Ok, de volta à aula. Já vimos que uma narrativa (ou aventura) possui algumas etapas bem distintas. Mas é importante frisar que, ao menos em RPG, elas não precisam ser imutáveis. Ou seja, você não precisa seguir a risca aquilo que planejou na estrutura. Ela apenas lhe serve de guia, dão um norte para suas decisões. Exemplos? Bem, voltemos ao exemplo de Vilanescus. Se o líder da guarda é um membro da Igreja do Exú Peludo e ele não quer que isso venha à tona, é lógico que ele fará de tudo para encobrir esse segredo, incluídas aí as ações dos Personagens. Outro exemplo: quem disse que o grupo precisaria eliminar Vilanescus? Eles poderiam chantageá-lo ou até mesmo unir-se a ele. Então, nada de aventuras "railroad", certo?


COMO COMEÇAR?
Antes de desenvolvermos uma aventura, precisamos de uma ideia. Lembram do método "de trás para frente"? Pois é, precisamos de uma situação final... melhor, precisamos de um conflito, já que a situação final depende das ações dos PJs. Eu costumo usar dois métodos que funcionam muito bem (antes de perguntar como encaixo essas aventuras em uma campanha, aguardem as próximas aulas):

Método Aleatório: eu sempre me perguntava qual era a utilidade das tabelas de encontros aleatórios. Realmente, achava uma perda de espaço nos livros... até não ter tempo para bolar as aventuras! Tenha em mente que criaturas sempre fornecem ganchos para aventuras, sejam eles bons ou ruins. Lembram da lendária história de Ossur e o crocodilo? Pois bem, usarei aquela aventura como exemplo. Acompanhe a criação:


Se bem utilizados, os encontros aleatórios podem ajudar na criação de aventuras.

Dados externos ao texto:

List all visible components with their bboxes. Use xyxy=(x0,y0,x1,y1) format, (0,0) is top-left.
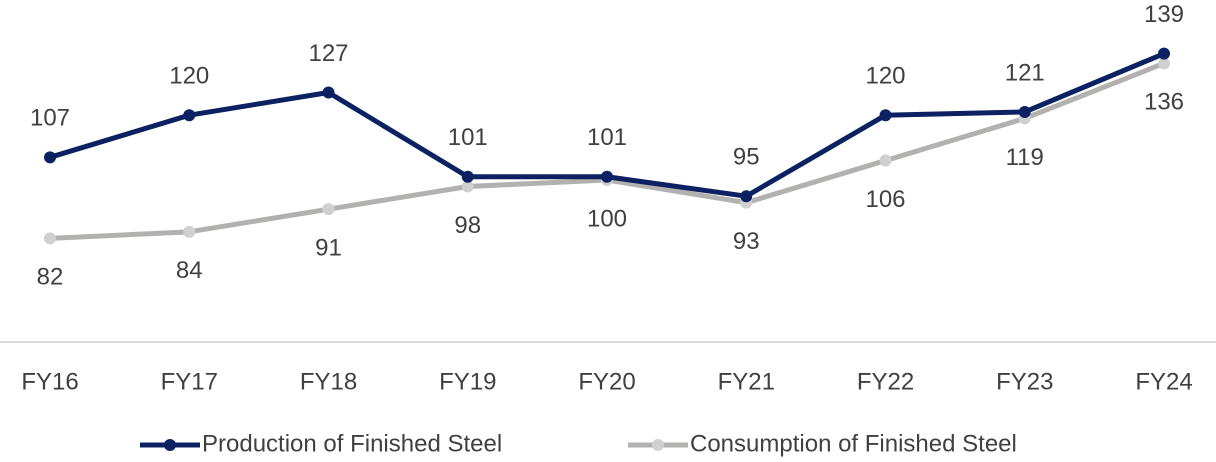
data-point xyxy=(1158,47,1170,60)
data-point xyxy=(879,109,892,122)
x-tick-label: FY17 xyxy=(161,368,218,395)
x-tick-label: FY18 xyxy=(300,368,357,395)
data-label: 101 xyxy=(587,124,627,151)
data-label: 120 xyxy=(169,63,209,90)
data-point xyxy=(601,170,613,183)
data-label: 82 xyxy=(37,264,64,291)
legend-marker xyxy=(164,439,176,451)
data-point xyxy=(183,225,196,238)
x-tick-label: FY23 xyxy=(996,368,1053,395)
x-tick-label: FY24 xyxy=(1135,368,1192,395)
legend-label: Production of Finished Steel xyxy=(202,430,502,457)
x-tick-label: FY21 xyxy=(718,368,775,395)
x-tick-label: FY16 xyxy=(21,368,78,395)
data-point xyxy=(322,86,335,99)
data-point xyxy=(1158,57,1170,70)
data-label: 93 xyxy=(733,228,760,255)
data-label: 95 xyxy=(733,144,760,171)
x-tick-label: FY22 xyxy=(857,368,914,395)
data-point xyxy=(1018,105,1031,118)
x-tick-label: FY19 xyxy=(439,368,496,395)
data-point xyxy=(183,109,196,122)
data-label: 91 xyxy=(315,235,342,262)
data-label: 136 xyxy=(1144,89,1184,116)
x-tick-label: FY20 xyxy=(578,368,635,395)
data-point xyxy=(44,151,56,164)
data-point xyxy=(740,190,753,203)
data-label: 98 xyxy=(454,212,481,239)
data-label: 121 xyxy=(1005,59,1045,86)
data-label: 139 xyxy=(1144,1,1184,28)
legend-marker xyxy=(652,439,664,451)
data-label: 107 xyxy=(30,105,70,132)
data-label: 120 xyxy=(865,63,905,90)
data-label: 100 xyxy=(587,205,627,232)
data-point xyxy=(461,180,474,193)
data-label: 119 xyxy=(1006,144,1044,171)
legend-label: Consumption of Finished Steel xyxy=(690,430,1017,457)
data-point xyxy=(322,203,335,216)
data-label: 127 xyxy=(308,40,348,67)
data-label: 84 xyxy=(176,257,203,284)
data-point xyxy=(44,232,56,245)
data-point xyxy=(879,154,892,167)
data-point xyxy=(461,170,474,183)
data-label: 106 xyxy=(865,186,905,213)
data-label: 101 xyxy=(448,124,488,151)
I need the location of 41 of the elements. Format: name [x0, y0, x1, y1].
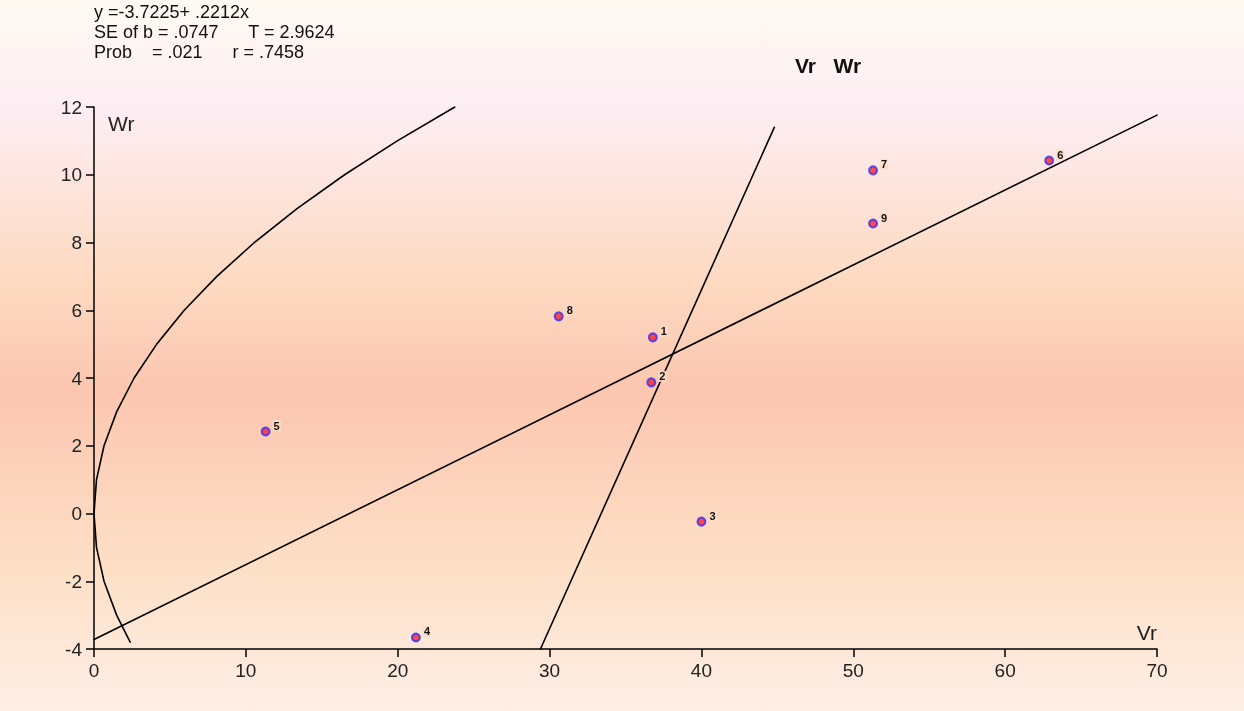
y-tick-label: 0 — [71, 503, 82, 524]
point — [1044, 155, 1055, 166]
annotation: 4 — [423, 625, 431, 638]
point — [410, 632, 421, 643]
x-tick-label: 10 — [235, 660, 257, 681]
annotation: 7 — [881, 158, 888, 171]
annotation: 8 — [566, 304, 573, 317]
annotation: 1 — [660, 325, 667, 338]
annotation: 5 — [273, 419, 280, 432]
x-tick-label: 40 — [690, 660, 712, 681]
y-tick-label: 12 — [60, 96, 82, 118]
annotation: 6 — [1057, 148, 1064, 161]
text: Prob = .021 r = .7458 — [94, 42, 305, 62]
y-tick-label: 8 — [71, 232, 82, 253]
x-tick-label: 0 — [88, 660, 100, 681]
y-tick-label: 4 — [71, 367, 83, 389]
x-tick-label: 60 — [994, 660, 1016, 681]
point — [260, 426, 271, 437]
chart-title: Vr Wr — [795, 54, 862, 77]
y-tick-label: 2 — [71, 435, 82, 457]
y-axis-title: Wr — [108, 112, 135, 135]
annotation: 3 — [709, 509, 716, 522]
y-tick-label: -4 — [65, 638, 83, 660]
annotation: 9 — [881, 211, 888, 224]
text: SE of b = .0747 T = 2.9624 — [94, 22, 335, 42]
point — [696, 516, 707, 527]
point — [647, 332, 658, 343]
y-tick-label: -2 — [65, 570, 82, 592]
x-tick-label: 20 — [387, 660, 409, 681]
x-tick-label: 70 — [1146, 660, 1168, 681]
annotation: 2 — [659, 370, 666, 383]
point — [868, 218, 879, 229]
x-tick-label: 50 — [842, 660, 864, 681]
x-tick-label: 30 — [539, 660, 561, 681]
point — [646, 377, 657, 388]
y-tick-label: 6 — [71, 299, 82, 321]
y-tick-label: 10 — [60, 164, 82, 186]
x-axis-title: Vr — [1136, 621, 1157, 644]
point — [868, 165, 879, 176]
text: y =-3.7225+ .2212x — [94, 2, 250, 22]
point — [553, 311, 564, 322]
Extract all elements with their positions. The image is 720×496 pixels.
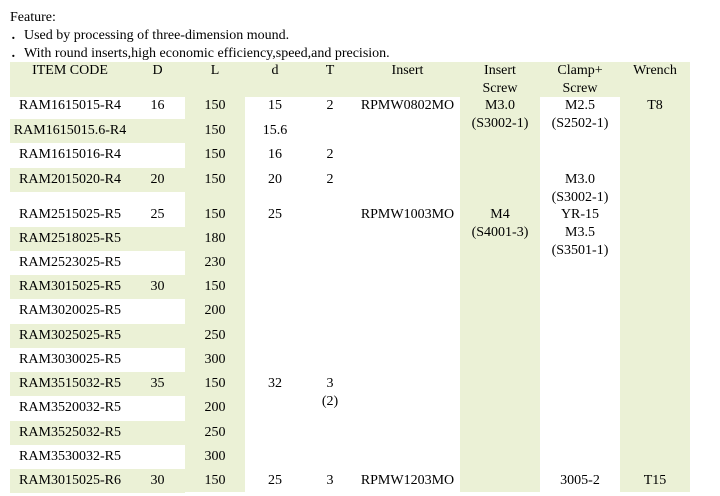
table-cell: 3005-2 [560,473,600,488]
table-cell: RAM2523025-R5 [19,255,121,270]
table-cell: 16 [268,147,282,162]
table-cell: 20 [150,172,165,187]
table-cell: 180 [204,231,226,246]
table-cell: RPMW0802MO [360,98,455,113]
table-cell: M4 [490,207,510,222]
table-cell: RAM1615015-R4 [19,98,121,113]
row-stripe [10,372,185,396]
table-cell: (S3501-1) [551,243,609,258]
header-cell: Insert [391,63,424,78]
table-cell: 30 [150,279,165,294]
table-cell: T8 [647,98,663,113]
table-cell: RAM3020025-R5 [19,303,121,318]
table-cell: (S3002-1) [551,190,609,205]
table-cell: RAM2518025-R5 [19,231,121,246]
table-cell: 150 [204,172,226,187]
table-cell: RAM3015025-R6 [19,473,121,488]
table-cell: RPMW1003MO [360,207,455,222]
header-cell: ITEM CODE [32,63,108,78]
row-stripe [10,324,185,348]
table-cell: (2) [321,394,339,409]
table-cell: 150 [204,207,226,222]
table-cell: RAM1615016-R4 [19,147,121,162]
table-cell: T15 [643,473,667,488]
table-cell: 35 [150,376,165,391]
table-cell: 20 [268,172,282,187]
table-cell: 25 [268,207,282,222]
table-cell: 150 [204,147,226,162]
header-cell: Screw [562,81,598,96]
feature-item: ．Used by processing of three-dimension m… [10,28,290,43]
header-cell: Wrench [633,63,677,78]
table-cell: 200 [204,400,226,415]
table-cell: 150 [204,98,226,113]
table-cell: M3.5 [565,225,595,240]
feature-title: Feature: [10,10,56,25]
header-background [10,62,690,97]
header-cell: L [210,63,220,78]
table-cell: 25 [150,207,165,222]
table-cell: RAM3525032-R5 [19,425,121,440]
table-cell: (S4001-3) [471,225,529,240]
table-cell: 150 [204,123,226,138]
table-cell: RAM2015020-R4 [19,172,121,187]
table-cell: YR-15 [560,207,600,222]
feature-item: ．With round inserts,high economic effici… [10,46,390,61]
table-cell: 15 [268,98,282,113]
header-cell: T [325,63,335,78]
table-cell: 250 [204,425,226,440]
column-background [460,62,540,492]
table-cell: RAM3520032-R5 [19,400,121,415]
table-cell: 16 [150,98,165,113]
table-cell: M3.0 [485,98,515,113]
table-cell: RAM3515032-R5 [19,376,121,391]
row-stripe [10,119,185,143]
row-stripe [10,227,185,251]
table-cell: RAM3530032-R5 [19,449,121,464]
header-cell: D [152,63,163,78]
table-cell: 250 [204,328,226,343]
table-cell: 2 [326,172,334,187]
table-cell: 300 [204,449,226,464]
table-cell: RPMW1203MO [360,473,455,488]
table-cell: RAM3030025-R5 [19,352,121,367]
row-stripe [10,275,185,299]
row-stripe [10,469,185,493]
header-cell: Insert [484,63,516,78]
table-cell: 150 [204,376,226,391]
table-cell: M2.5 [565,98,595,113]
column-background [185,62,245,492]
table-cell: M3.0 [565,172,595,187]
table-cell: 15.6 [262,123,288,138]
table-cell: 300 [204,352,226,367]
table-cell: 2 [326,98,334,113]
table-cell: RAM3025025-R5 [19,328,121,343]
header-cell: Clamp+ [557,63,603,78]
table-cell: 32 [268,376,282,391]
table-cell: 3 [326,376,334,391]
table-cell: 150 [204,473,226,488]
table-cell: 25 [268,473,282,488]
table-cell: 200 [204,303,226,318]
table-cell: 3 [326,473,334,488]
row-stripe [10,168,185,192]
table-cell: 150 [204,279,226,294]
table-cell: 230 [204,255,226,270]
table-cell: 2 [326,147,334,162]
table-cell: (S3002-1) [471,116,529,131]
column-background [620,62,690,492]
table-cell: RAM1615015.6-R4 [13,123,127,138]
header-cell: Screw [482,81,518,96]
header-cell: d [271,63,279,78]
table-cell: 30 [150,473,165,488]
row-stripe [10,421,185,445]
table-cell: RAM3015025-R5 [19,279,121,294]
table-cell: (S2502-1) [551,116,609,131]
table-cell: RAM2515025-R5 [19,207,121,222]
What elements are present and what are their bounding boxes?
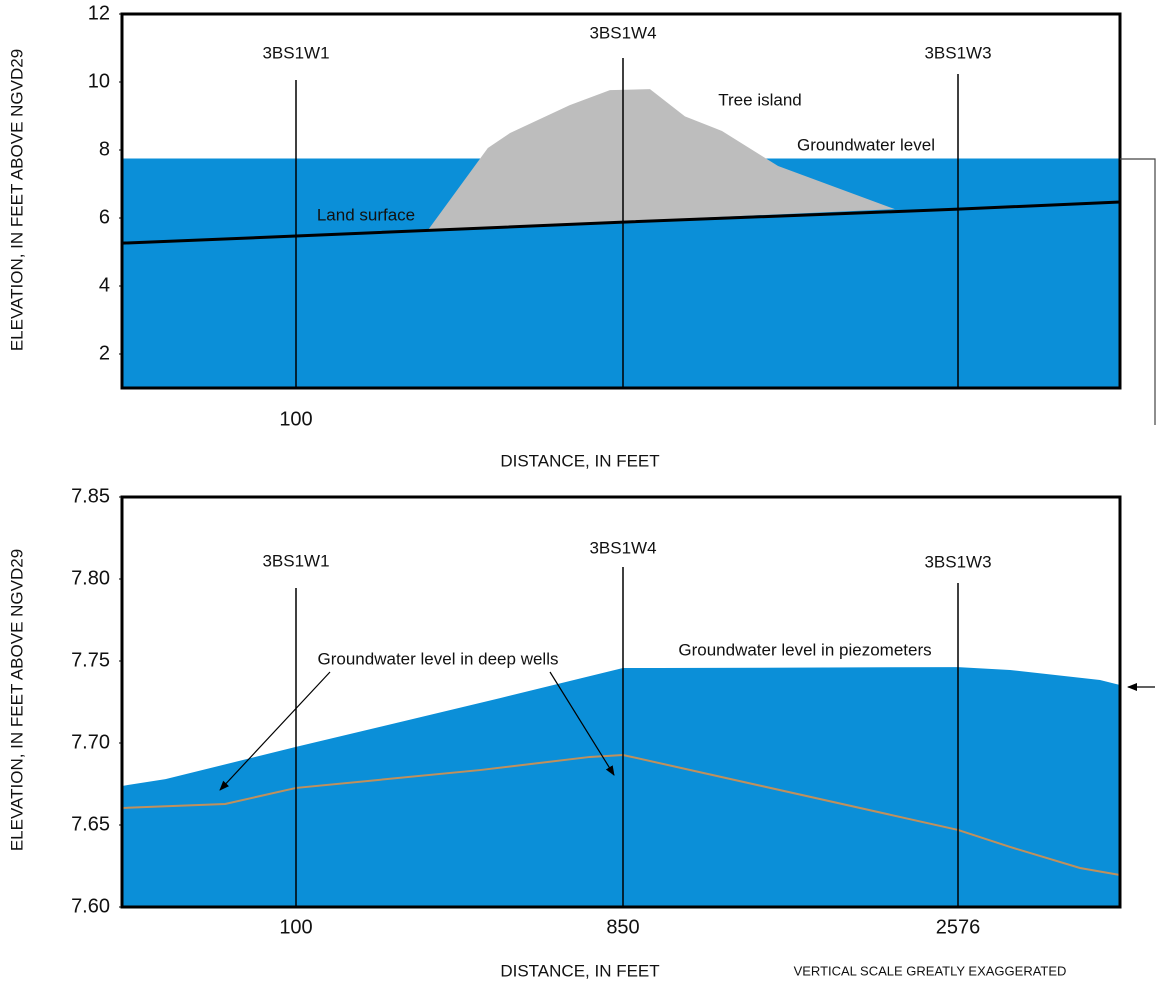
y-tick-label: 7.70 [71, 731, 110, 753]
well-label: 3BS1W1 [262, 551, 329, 570]
y-tick-label: 4 [99, 274, 110, 296]
panel [122, 497, 1120, 907]
y-tick-label: 7.60 [71, 895, 110, 917]
series-label: Groundwater level [797, 135, 935, 154]
well-label: 3BS1W3 [924, 43, 991, 62]
connector [1120, 158, 1156, 425]
x-axis-label: DISTANCE, IN FEET [500, 961, 659, 980]
polygon [428, 89, 895, 230]
x-axis-label: DISTANCE, IN FEET [500, 451, 659, 470]
area [122, 158, 1120, 388]
x-tick-label: 100 [279, 916, 312, 938]
plot-frame [120, 12, 1122, 390]
pointer-arrow [549, 671, 615, 776]
y-tick-label: 7.80 [71, 567, 110, 589]
y-tick-label: 2 [99, 342, 110, 364]
series-label: Groundwater level in piezometers [678, 640, 931, 659]
y-axis-label: ELEVATION, IN FEET ABOVE NGVD29 [7, 49, 26, 351]
well-label: 3BS1W4 [589, 538, 656, 557]
x-tick-label: 850 [606, 916, 639, 938]
pointer-arrow [219, 671, 331, 791]
y-tick-label: 6 [99, 206, 110, 228]
y-tick-label: 7.75 [71, 649, 110, 671]
y-tick-label: 12 [88, 2, 110, 24]
y-tick-label: 8 [99, 138, 110, 160]
y-tick-label: 7.85 [71, 485, 110, 507]
note: VERTICAL SCALE GREATLY EXAGGERATED [794, 963, 1067, 978]
series-label: Groundwater level in deep wells [318, 649, 559, 668]
well-label: 3BS1W1 [262, 43, 329, 62]
series-label: Tree island [718, 90, 801, 109]
y-tick-label: 10 [88, 70, 110, 92]
area [122, 667, 1120, 907]
line [122, 753, 1120, 877]
well-label: 3BS1W3 [924, 552, 991, 571]
plot-layer: Groundwater level Tree island Land surface… [7, 2, 1122, 980]
panel [122, 14, 1120, 388]
y-axis-label: ELEVATION, IN FEET ABOVE NGVD29 [7, 549, 26, 851]
x-tick-label: 2576 [936, 916, 981, 938]
x-tick-label: 100 [279, 408, 312, 430]
plot-frame [120, 495, 1122, 909]
well-label: 3BS1W4 [589, 23, 656, 42]
series-label: Land surface [317, 205, 415, 224]
y-tick-label: 7.65 [71, 813, 110, 835]
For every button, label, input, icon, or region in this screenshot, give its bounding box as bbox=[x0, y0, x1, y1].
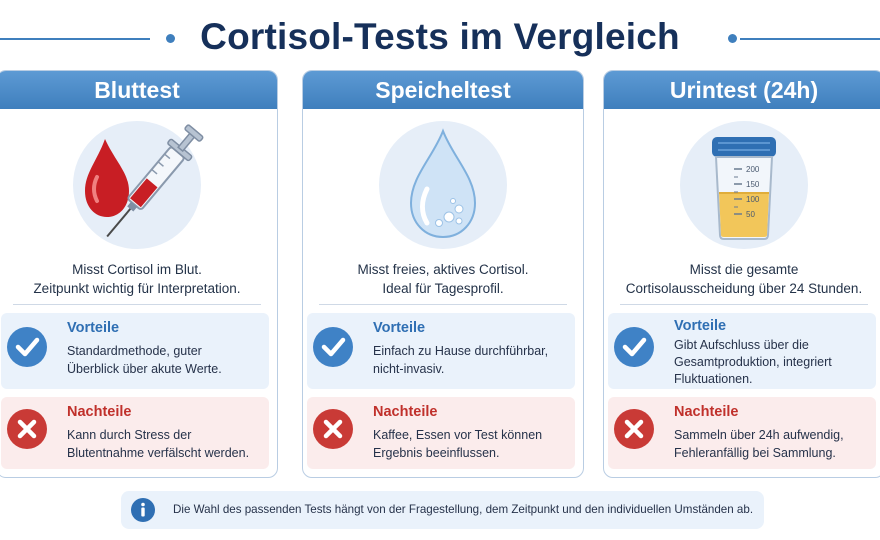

Eu precisava criar uma aventura para descrever a viagem do grupo de Everlund ao Abrigo de Olostin (Forgotten Realms). Sem ideias, lancei os dados nas tabelas e consegui o seguinte:
- PDM: clérigo.
- 1d10 orcs e 2 ogros.
- 1d3 crocodilos.
A partir daí, basta ligar esses inimigos em uma trama com sentido. Hummm... precisamos de um local úmido, já que temos crocodilos. Que tal umas ruínas em um pântano ou a beira de um lago? Perfeito! Bom, essas ruínas poderiam ser o esconderijo de um clérigo maligno que escravizou os orcs e ogros. Não, não... muito clichê... e se um dos orcs fosse o clérigo e os demais fossem fiéis do templo? Bingo! E que divindade adorariam? Bem, Orcus foi a primeira coisa que me veio a cabeça.
Já temos um grupo de inimigos, mas não temos um conflito: como romper a situação inicial (viagem dos PJs)? Ok. Talvez os orcs atacassem o grupo. Não, eles não seriam tão idiotas. Mas poderiam atacar outras pessoas e os PJs poderiam chegar justo no momento do ataque. Feito, é isso. Só falta fazer os PJs encontrarem o templo. Crianças ameaçadas de virarem banquete de um culto obscuro parecem um bom motivo. Aventura criada.
Você deve estar se perguntando: e o resto? O templo em si? Calma, pupilo! Já chegamos lá...

Método "Chupim": vocês conhecem o Molothrus bonariensis, popular "chupim"? É um pássaro que não choca seus ovos: ele os coloca nos ninhos de outras aves e come os ovos dela para que ela choque apenas os seus. Um tremendo sem-vergonha, não? Mas, não podemos negar que é uma boa ideia. O método chupim consiste em "roubar" uma ideia de algum filme, livro, ou mesmo outra aventura de RPG. Perceba que não falo em adaptação, você quer a ideia, só isso.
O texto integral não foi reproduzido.